Kim Kardashian and Rabbi Moshe Margaretten, fly Afghan women's youth soccer players to UK
LONDON - Members of Afghanistan’s women’s youth development
soccer team arrived in Britain early Thursday after being flown from Pakistan
with the help of a New York rabbi, a U.K. soccer club and Kim Kardashian West.
A plane chartered by the reality star and carrying more than
30 teenage players and their families, about 130 people in all, landed at
Stansted Airport near London. The Afghans will spend 10 days in coronavirus
quarantine before starting new lives in Britain.

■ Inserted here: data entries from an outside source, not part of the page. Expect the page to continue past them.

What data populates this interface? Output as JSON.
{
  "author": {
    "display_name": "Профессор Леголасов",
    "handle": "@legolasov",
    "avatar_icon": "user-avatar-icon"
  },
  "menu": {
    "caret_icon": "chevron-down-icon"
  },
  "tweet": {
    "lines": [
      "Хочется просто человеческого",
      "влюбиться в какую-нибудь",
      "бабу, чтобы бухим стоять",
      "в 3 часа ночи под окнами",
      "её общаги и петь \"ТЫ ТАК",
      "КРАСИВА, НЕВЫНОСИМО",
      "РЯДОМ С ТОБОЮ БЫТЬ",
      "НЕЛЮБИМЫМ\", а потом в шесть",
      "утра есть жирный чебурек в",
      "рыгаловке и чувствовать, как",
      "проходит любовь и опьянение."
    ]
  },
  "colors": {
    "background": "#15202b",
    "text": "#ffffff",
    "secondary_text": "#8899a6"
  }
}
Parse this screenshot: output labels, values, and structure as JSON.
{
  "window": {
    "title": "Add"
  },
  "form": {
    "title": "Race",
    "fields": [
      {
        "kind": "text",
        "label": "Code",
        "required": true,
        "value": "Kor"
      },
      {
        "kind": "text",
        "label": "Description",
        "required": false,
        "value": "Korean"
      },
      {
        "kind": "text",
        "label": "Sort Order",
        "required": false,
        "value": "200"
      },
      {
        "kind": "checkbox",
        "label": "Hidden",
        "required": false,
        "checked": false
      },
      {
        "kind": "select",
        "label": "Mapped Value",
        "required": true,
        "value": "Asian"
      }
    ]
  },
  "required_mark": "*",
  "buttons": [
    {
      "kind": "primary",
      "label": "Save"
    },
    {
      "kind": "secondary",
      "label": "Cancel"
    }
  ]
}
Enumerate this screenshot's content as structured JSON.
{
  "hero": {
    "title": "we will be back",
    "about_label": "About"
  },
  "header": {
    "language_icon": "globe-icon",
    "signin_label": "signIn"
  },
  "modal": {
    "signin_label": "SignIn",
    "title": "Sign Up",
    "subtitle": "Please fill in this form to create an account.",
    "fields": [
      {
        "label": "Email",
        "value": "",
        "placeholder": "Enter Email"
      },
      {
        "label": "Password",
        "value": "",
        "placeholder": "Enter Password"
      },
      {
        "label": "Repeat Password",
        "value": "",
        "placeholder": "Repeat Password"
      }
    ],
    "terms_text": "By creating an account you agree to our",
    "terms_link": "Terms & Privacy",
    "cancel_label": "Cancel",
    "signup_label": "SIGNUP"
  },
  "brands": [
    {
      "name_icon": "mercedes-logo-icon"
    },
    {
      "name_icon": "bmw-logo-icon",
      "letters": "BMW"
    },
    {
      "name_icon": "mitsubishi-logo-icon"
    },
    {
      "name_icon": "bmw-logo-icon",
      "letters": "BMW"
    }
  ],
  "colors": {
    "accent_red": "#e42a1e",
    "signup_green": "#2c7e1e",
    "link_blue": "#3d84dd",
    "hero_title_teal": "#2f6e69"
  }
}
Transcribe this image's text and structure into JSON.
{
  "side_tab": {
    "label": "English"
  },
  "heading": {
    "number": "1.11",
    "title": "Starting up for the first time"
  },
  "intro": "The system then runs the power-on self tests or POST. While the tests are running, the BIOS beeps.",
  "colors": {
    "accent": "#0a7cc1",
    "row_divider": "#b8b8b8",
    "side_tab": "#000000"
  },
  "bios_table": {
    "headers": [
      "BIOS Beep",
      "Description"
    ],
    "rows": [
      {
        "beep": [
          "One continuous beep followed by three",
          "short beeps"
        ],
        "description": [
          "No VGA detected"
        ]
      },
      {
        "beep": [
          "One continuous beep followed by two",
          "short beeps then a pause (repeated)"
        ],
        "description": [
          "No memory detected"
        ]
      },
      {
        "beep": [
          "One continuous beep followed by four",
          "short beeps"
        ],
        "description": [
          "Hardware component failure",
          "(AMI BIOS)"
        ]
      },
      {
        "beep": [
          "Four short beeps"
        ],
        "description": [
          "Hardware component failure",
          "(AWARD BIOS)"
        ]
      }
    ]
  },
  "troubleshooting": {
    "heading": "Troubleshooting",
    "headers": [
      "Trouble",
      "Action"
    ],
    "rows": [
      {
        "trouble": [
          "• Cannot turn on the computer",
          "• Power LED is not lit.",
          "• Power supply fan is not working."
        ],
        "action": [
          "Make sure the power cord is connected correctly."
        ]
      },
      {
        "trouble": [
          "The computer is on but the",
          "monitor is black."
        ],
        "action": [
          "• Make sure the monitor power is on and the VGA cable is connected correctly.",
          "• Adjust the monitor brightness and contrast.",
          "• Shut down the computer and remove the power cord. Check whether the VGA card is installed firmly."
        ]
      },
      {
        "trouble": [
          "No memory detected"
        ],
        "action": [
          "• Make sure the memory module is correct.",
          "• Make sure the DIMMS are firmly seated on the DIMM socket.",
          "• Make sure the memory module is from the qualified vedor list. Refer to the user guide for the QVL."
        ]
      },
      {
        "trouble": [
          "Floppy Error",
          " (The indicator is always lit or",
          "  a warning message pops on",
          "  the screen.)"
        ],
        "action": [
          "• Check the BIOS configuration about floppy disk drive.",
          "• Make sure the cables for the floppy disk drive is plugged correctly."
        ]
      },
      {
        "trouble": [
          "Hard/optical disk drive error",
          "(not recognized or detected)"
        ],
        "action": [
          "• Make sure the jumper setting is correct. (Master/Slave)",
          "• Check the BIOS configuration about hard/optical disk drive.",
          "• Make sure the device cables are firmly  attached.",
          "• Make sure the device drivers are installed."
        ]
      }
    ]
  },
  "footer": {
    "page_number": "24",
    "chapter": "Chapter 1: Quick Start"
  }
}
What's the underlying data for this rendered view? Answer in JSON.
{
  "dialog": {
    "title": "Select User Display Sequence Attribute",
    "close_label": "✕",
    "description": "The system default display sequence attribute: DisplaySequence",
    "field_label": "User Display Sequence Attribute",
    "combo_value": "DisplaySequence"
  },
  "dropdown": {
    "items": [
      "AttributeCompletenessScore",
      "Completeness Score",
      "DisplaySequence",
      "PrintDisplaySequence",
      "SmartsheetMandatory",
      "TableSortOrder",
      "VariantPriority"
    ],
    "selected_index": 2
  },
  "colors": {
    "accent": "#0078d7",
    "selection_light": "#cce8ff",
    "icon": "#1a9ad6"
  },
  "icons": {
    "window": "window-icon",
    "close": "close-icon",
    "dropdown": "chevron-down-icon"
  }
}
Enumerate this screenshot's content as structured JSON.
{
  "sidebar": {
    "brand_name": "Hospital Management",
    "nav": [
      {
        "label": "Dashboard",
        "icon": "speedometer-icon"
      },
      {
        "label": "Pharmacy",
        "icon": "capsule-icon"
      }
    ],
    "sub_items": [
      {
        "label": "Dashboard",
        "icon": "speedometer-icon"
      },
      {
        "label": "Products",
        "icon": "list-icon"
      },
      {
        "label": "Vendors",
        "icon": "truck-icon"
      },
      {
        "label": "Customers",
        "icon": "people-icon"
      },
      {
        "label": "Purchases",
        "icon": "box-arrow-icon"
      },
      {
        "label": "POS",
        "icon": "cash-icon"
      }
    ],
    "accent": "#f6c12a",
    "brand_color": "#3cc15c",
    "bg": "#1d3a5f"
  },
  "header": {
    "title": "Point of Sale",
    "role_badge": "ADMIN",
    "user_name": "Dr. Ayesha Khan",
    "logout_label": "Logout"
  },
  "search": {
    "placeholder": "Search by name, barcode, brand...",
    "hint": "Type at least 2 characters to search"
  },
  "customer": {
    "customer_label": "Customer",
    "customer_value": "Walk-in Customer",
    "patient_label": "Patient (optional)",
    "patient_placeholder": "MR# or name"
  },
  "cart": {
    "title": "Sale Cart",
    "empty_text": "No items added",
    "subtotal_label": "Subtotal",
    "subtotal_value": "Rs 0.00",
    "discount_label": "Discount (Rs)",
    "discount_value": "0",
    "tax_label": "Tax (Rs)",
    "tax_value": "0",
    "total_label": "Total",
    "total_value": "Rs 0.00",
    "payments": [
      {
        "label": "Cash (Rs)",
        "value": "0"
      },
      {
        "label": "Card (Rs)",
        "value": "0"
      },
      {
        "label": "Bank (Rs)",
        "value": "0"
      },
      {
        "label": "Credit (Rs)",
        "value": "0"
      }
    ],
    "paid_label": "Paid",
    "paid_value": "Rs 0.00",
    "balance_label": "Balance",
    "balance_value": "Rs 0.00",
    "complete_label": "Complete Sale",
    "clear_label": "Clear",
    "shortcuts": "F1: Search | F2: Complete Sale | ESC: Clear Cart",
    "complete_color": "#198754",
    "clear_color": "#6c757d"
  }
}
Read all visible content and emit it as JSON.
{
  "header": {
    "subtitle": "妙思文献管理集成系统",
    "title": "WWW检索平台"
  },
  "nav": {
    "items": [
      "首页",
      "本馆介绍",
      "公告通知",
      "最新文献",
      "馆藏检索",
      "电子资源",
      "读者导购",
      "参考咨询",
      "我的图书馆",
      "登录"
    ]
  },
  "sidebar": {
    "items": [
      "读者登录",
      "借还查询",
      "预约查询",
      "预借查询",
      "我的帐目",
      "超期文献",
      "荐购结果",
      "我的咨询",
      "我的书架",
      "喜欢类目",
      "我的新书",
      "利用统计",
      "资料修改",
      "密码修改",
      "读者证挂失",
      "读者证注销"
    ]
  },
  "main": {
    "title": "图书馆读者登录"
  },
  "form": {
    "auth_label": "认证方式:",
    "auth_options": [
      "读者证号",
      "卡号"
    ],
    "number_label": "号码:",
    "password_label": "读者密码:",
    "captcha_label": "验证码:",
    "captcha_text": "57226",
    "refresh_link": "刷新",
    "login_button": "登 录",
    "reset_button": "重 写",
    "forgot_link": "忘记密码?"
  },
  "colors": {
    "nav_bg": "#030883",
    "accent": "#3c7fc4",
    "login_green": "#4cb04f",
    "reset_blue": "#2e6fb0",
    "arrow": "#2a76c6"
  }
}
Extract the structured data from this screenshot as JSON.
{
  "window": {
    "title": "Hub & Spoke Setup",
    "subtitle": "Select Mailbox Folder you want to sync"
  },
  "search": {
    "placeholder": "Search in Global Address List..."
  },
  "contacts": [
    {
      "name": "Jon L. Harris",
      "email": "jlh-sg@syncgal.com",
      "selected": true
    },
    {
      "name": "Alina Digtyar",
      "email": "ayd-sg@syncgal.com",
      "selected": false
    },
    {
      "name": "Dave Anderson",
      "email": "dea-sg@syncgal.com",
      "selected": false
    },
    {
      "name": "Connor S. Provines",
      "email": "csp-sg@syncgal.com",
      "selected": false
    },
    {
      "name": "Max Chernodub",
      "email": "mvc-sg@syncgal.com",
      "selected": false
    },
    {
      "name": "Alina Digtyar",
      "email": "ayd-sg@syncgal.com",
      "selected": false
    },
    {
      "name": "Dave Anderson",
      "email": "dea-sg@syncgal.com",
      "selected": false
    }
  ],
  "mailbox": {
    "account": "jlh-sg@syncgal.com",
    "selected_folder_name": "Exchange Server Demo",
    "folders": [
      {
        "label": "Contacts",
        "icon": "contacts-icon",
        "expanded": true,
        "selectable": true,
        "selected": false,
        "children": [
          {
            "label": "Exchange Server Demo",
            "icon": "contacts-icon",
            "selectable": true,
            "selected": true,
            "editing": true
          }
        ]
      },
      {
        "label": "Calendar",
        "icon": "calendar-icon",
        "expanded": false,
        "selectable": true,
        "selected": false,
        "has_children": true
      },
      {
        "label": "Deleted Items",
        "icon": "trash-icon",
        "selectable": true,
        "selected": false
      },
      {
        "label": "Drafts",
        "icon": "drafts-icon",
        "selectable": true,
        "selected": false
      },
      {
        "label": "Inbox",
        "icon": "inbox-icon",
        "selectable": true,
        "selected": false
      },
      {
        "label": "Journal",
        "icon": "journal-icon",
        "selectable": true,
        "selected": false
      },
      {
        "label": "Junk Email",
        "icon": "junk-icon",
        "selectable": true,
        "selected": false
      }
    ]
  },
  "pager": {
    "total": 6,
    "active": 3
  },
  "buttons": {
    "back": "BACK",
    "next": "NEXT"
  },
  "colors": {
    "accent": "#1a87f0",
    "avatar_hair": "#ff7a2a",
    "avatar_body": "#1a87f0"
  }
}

English Premier League club Leeds United has offered to
support the players.
Britain and other countries evacuated thousands of Afghans
in a rushed airlift as Kabul fell to Taliban militants in August. Many more
people have since left overland for neighboring countries in hopes of traveling
on to the West.
Women playing sports was seen as a political act of defiance
against the Taliban, and hundreds of female athletes have left Afghanistan
since the group returned to power and began curbing women’s education and
freedoms.
Khalida Popal, a former captain of Afghanistan’s national
women’s team who has spearheaded evacuation efforts for female athletes, said
she felt "so happy and so relieved" that the girls and women were out
of danger.
"Many of those families left their houses when the
Taliban took over. Their houses were burnt down," Popal told the
Associated Press. "Some of their family members were killed or taken by
Taliban. So the danger and the stress was very high, and that’s why it was very
important to move fast to get them outside Afghanistan."
Australia evacuated the members of Afghanistan's national
women’s soccer team, and the youth girls' team was resettled in Portugal.
Members of the development team, many of whom come from poor
families in the country's provinces, managed to reach Pakistan and eventually
to secure U.K. visas. But they were left in limbo for weeks with no flight out
of the country as the time limit on their Pakistani visas ticked down.
The team got help from the Tzedek Association, a nonprofit
U.S. group that previously helped the last known member of Kabul’s Jewish
community leave Afghanistan.
The group’s founder, Rabbi Moshe Margaretten, has worked with
reality TV star Kardashian West on criminal justice reform in the U.S. He
reached out to her to help pay for a chartered plane to the U.K.
"Maybe an hour later, after the Zoom call, I got a text
message that Kim wants to fund the entire flight," Margaretten said.
Kardashian West’s spokeswoman confirmed that the star and
her brand SKIMs had chartered the flight.